Albert of Saxony (Latin: Albertus de Saxonia; c. 1320 – 8 July 1390) was a German philosopher and mathematician[1] known for his contributions to logic and physics.
After 1362, Albert went to the court of Pope Urban V in Avignon as an envoy of Rudolf IV, Duke of Austria to negotiate the founding of the University of Vienna.
The subsequent wide circulation of Albert's work made him a better-known figure in some areas than contemporaries like Buridan and Nicole Oresme.
Although Buridan remained the predominant figure in logic, Albert's Perutilis logica (c. 1360) was destined to serve as a popular text because of its systematic nature and also because it takes up and develops essential aspects of the Ockhamist position.
Specifically, Albert preserved Ockham's notion of simple supposition, understood as the direct reference of a term to the concept on which it depends when it signifies an extra-mental thing.
Albert followed Ockham in his theory of categories and contrary to Buridan, refused to treat quantity as a feature of reality in its own right, but rather reduced it to a disposition of substance and quality.

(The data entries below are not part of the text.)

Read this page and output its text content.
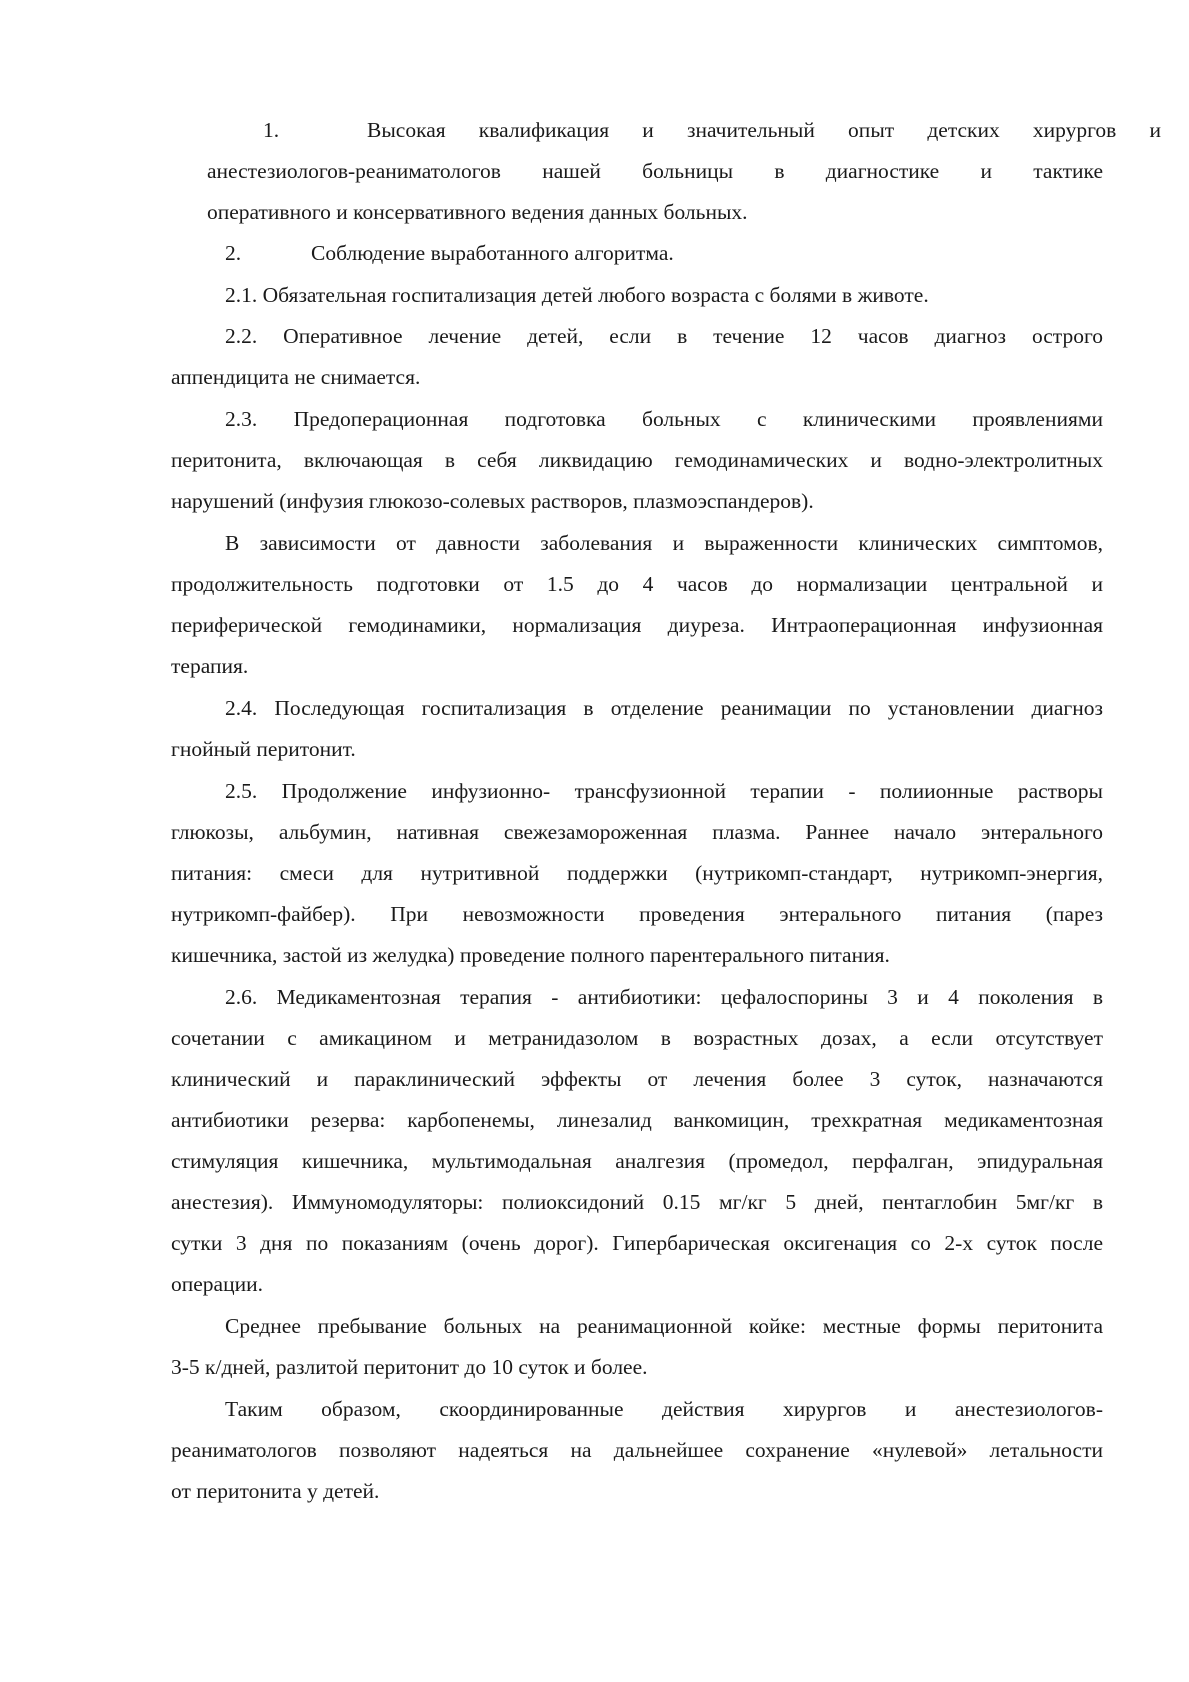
1.	Высокая квалификация и значительный опыт детских хирургов и
анестезиологов-реаниматологов нашей больницы в диагностике и тактике
оперативного и консервативного ведения данных больных.
2.	Соблюдение выработанного алгоритма.
2.1. Обязательная госпитализация детей любого возраста с болями в животе.
2.2. Оперативное лечение детей, если в течение 12 часов диагноз острого
аппендицита не снимается.
2.3. Предоперационная подготовка больных с клиническими проявлениями
перитонита, включающая в себя ликвидацию гемодинамических и водно-электролитных
нарушений (инфузия глюкозо-солевых растворов, плазмоэспандеров).
В зависимости от давности заболевания и выраженности клинических симптомов,
продолжительность подготовки от 1.5 до 4 часов до нормализации центральной и
периферической гемодинамики, нормализация диуреза. Интраоперационная инфузионная
терапия.
2.4. Последующая госпитализация в отделение реанимации по установлении диагноз
гнойный перитонит.
2.5. Продолжение инфузионно- трансфузионной терапии - полиионные растворы
глюкозы, альбумин, нативная свежезамороженная плазма. Раннее начало энтерального
питания: смеси для нутритивной поддержки (нутрикомп-стандарт, нутрикомп-энергия,
нутрикомп-файбер). При невозможности проведения энтерального питания (парез
кишечника, застой из желудка) проведение полного парентерального питания.
2.6. Медикаментозная терапия - антибиотики: цефалоспорины 3 и 4 поколения в
сочетании с амикацином и метранидазолом в возрастных дозах, а если отсутствует
клинический и параклинический эффекты от лечения более 3 суток, назначаются
антибиотики резерва: карбопенемы, линезалид ванкомицин, трехкратная медикаментозная
стимуляция кишечника, мультимодальная аналгезия (промедол, перфалган, эпидуральная
анестезия). Иммуномодуляторы: полиоксидоний 0.15 мг/кг 5 дней, пентаглобин 5мг/кг в
сутки 3 дня по показаниям (очень дорог). Гипербарическая оксигенация со 2-х суток после
операции.
Среднее пребывание больных на реанимационной койке: местные формы перитонита
3-5 к/дней, разлитой перитонит до 10 суток и более.
Таким образом, скоординированные действия хирургов и анестезиологов-
реаниматологов позволяют надеяться на дальнейшее сохранение «нулевой» летальности
от перитонита у детей.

Albert made use of the idea of the distinguishable signification of the proposition in defining truth and in dealing with “insolubles” or paradoxes of self-reference.
Albert explored in a series of disputed questions the status of logic and semantics, as well as the theory of reference and truth.
Albert's Physics basically guaranteed the transmission of the Parisian tradition to Italy, where it was authoritative along with the works of Heytesbury and John Dumbleton.
Albert's commentaries on the Nicomachean Ethics and the Economics also survive (both unedited), as well as several short mathematical texts, most notably Tractatus proportionum (c. 1353).